Accelerators and detectors

SuperKEKB achieves its first collisions

30 Apr 2018 Michael Banks
BELLE-II
Ready to go: the Belle II experiment will run on Japan's SuperKEKB accelerator. (Courtesy: KEK)

The first electron–positron collisions occurred at an upgrade to one of Japan’s premier particle-physics experiments on 26 April. Following six years of work, the start of the SuperKEKB accelerator heralds a new era of particle physics at the KEK particle-physics lab in Tsukuba.

SuperKEKB is a ¥29bn ($370m) upgrade of the 3 km circumference KEKB collider, which consists of two circular accelerators – one carrying electrons and the other positrons. KEKB shut down in 2011 for construction to start on SuperKEKB, which involved upgrading the beam-pipes to allow SuperKEKB to produce electrons with an energy of 7 GeV, while the positron beam has an energy of 4 GeV.

More B mesons

The current of the electron ring has also been ramped up from 1.2 A to 2.6 A, with the positron ring boosted from 1.6 A to 3.6 A to increase the number of collision events by a factor of 40 over KEKB. The beam “spot” will be just 50 nm high at the collision point. The upgraded accelerator is designed to pump out large numbers of B mesons (around 50 billion pairs) as well as other particles such as D mesons and tau leptons that could shed further light on why the universe contains more matter than antimatter.
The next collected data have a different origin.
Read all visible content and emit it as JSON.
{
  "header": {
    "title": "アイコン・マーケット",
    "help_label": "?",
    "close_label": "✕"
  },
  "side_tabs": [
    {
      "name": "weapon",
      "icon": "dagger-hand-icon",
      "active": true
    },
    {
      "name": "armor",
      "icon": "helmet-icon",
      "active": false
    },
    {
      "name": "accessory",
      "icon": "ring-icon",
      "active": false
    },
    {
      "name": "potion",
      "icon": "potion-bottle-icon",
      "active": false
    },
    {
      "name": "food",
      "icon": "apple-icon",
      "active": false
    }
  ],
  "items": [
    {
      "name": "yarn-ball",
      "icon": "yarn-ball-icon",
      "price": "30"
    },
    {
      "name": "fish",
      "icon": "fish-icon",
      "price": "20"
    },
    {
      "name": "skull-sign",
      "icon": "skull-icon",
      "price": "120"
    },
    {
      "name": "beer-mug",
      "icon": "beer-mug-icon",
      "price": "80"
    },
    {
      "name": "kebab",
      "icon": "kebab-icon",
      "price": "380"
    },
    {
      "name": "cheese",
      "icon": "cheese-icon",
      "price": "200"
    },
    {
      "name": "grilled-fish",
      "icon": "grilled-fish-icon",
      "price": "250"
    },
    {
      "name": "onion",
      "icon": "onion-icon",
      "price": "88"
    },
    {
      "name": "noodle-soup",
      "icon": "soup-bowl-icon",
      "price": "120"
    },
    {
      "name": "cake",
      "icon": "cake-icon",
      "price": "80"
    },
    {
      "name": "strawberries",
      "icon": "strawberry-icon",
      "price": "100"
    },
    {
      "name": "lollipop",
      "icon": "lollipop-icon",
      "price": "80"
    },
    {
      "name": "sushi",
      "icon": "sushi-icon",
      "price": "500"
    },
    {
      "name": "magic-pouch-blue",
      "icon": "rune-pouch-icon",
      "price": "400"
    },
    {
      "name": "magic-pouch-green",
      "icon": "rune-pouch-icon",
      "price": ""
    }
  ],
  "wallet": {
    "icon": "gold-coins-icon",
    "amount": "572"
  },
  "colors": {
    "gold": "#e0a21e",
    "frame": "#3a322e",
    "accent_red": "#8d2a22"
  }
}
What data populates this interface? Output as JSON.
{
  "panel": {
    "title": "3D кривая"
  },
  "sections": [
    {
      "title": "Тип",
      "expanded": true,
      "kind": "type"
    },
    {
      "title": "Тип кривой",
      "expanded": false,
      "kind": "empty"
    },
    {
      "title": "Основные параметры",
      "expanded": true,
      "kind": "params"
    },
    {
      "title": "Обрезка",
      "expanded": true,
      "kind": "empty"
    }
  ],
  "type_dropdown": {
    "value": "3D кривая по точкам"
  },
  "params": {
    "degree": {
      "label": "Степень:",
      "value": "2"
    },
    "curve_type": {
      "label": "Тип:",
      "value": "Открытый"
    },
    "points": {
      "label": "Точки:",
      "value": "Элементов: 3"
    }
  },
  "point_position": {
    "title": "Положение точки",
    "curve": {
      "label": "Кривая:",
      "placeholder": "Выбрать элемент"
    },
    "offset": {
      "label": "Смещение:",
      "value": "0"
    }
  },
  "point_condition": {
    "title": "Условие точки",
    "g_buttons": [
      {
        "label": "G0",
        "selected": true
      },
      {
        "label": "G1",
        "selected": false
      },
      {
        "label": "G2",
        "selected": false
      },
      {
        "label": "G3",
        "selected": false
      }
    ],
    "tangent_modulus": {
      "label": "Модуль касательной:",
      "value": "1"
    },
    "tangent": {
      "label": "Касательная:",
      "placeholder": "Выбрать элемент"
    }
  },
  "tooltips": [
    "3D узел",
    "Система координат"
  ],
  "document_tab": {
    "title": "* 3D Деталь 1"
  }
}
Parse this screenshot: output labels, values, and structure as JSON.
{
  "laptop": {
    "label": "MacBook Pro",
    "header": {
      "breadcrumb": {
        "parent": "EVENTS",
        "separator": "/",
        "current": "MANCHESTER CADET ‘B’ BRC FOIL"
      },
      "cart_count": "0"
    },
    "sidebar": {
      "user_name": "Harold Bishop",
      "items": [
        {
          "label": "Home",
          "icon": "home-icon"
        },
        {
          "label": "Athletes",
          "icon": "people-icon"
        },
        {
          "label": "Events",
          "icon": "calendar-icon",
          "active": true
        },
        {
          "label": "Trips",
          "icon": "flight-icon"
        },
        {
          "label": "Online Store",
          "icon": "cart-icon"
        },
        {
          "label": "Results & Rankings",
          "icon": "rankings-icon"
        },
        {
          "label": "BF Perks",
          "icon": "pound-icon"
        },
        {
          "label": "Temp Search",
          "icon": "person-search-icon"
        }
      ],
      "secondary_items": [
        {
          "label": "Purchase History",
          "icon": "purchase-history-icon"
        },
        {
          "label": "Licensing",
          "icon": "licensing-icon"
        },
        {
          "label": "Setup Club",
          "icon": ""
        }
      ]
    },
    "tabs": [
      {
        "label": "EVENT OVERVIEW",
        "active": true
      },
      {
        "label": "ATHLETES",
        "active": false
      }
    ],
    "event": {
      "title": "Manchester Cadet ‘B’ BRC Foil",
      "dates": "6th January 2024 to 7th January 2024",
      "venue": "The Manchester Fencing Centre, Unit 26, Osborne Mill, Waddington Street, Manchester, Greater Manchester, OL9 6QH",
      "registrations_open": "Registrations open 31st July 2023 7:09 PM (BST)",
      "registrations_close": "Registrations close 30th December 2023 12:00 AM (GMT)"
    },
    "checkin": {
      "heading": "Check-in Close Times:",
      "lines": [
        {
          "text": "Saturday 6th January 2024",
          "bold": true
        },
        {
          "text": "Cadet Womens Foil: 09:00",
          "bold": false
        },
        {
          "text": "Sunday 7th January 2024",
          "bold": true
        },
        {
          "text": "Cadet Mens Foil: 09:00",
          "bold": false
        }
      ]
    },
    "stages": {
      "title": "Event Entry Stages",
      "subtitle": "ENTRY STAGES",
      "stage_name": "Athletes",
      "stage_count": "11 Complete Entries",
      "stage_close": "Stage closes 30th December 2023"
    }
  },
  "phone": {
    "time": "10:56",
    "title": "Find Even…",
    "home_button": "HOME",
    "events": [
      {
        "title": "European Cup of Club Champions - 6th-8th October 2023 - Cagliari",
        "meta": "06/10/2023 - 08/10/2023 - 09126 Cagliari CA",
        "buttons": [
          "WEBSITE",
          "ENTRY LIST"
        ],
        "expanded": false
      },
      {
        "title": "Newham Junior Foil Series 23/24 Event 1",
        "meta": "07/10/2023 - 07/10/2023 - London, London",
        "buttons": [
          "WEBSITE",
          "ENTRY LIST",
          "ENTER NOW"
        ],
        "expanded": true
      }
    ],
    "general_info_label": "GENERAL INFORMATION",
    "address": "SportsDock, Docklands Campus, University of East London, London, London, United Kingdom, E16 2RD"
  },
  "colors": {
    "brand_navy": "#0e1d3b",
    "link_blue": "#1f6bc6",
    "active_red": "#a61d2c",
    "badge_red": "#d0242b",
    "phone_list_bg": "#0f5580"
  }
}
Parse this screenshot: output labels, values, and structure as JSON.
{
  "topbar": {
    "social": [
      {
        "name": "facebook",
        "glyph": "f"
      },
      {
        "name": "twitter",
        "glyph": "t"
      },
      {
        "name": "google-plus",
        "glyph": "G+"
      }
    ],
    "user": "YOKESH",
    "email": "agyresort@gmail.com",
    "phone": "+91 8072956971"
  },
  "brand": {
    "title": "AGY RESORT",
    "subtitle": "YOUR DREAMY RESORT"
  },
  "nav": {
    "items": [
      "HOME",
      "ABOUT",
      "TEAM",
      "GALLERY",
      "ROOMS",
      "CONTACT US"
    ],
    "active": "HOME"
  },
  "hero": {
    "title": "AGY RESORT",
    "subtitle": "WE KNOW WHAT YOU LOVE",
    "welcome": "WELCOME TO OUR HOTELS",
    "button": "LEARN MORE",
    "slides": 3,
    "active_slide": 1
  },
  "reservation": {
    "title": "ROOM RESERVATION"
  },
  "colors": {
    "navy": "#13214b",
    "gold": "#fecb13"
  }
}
The original KEKB facility included a detector called Belle that allowed physicists to study the remnants of the particle collisions. It has also been upgraded, and the renamed Belle II can handle the huge increase in the collision rate and survive the radiation damage caused by the flux. Key to this design is the inner vertex detector, which has four layers of conventional silicon strips as well as two layers of pixel detectors made from a depleted P-channel field effect transistor (DEPFET). This material, it is hoped, should make the detector better at pinpointing where particles decay.

“Belle II is a unique universal spectrometer with full capabilities for detecting charged particles, photons and neutrinos with high efficiency,” Belle II’s Thomas Browder from the University of Hawaii told Physics World. “This will allow unprecedented sensitivity to the full range of new physics in the ‘flavour sector’”.

Further difficulties

Collisions will now run for six months to refine the accelerator and detector. KEK director general Masanori Yamauchi says: “Though there will be further difficulties that we must face before the SuperKEKB accelerator achieves its design luminosity, 40 times higher than KEKB’s world record, KEK will strive towards success in research together with many collaborators from all over the world”.

The vertex detector will be installed in Belle II by January 2019, with the full physics programme starting a month after that.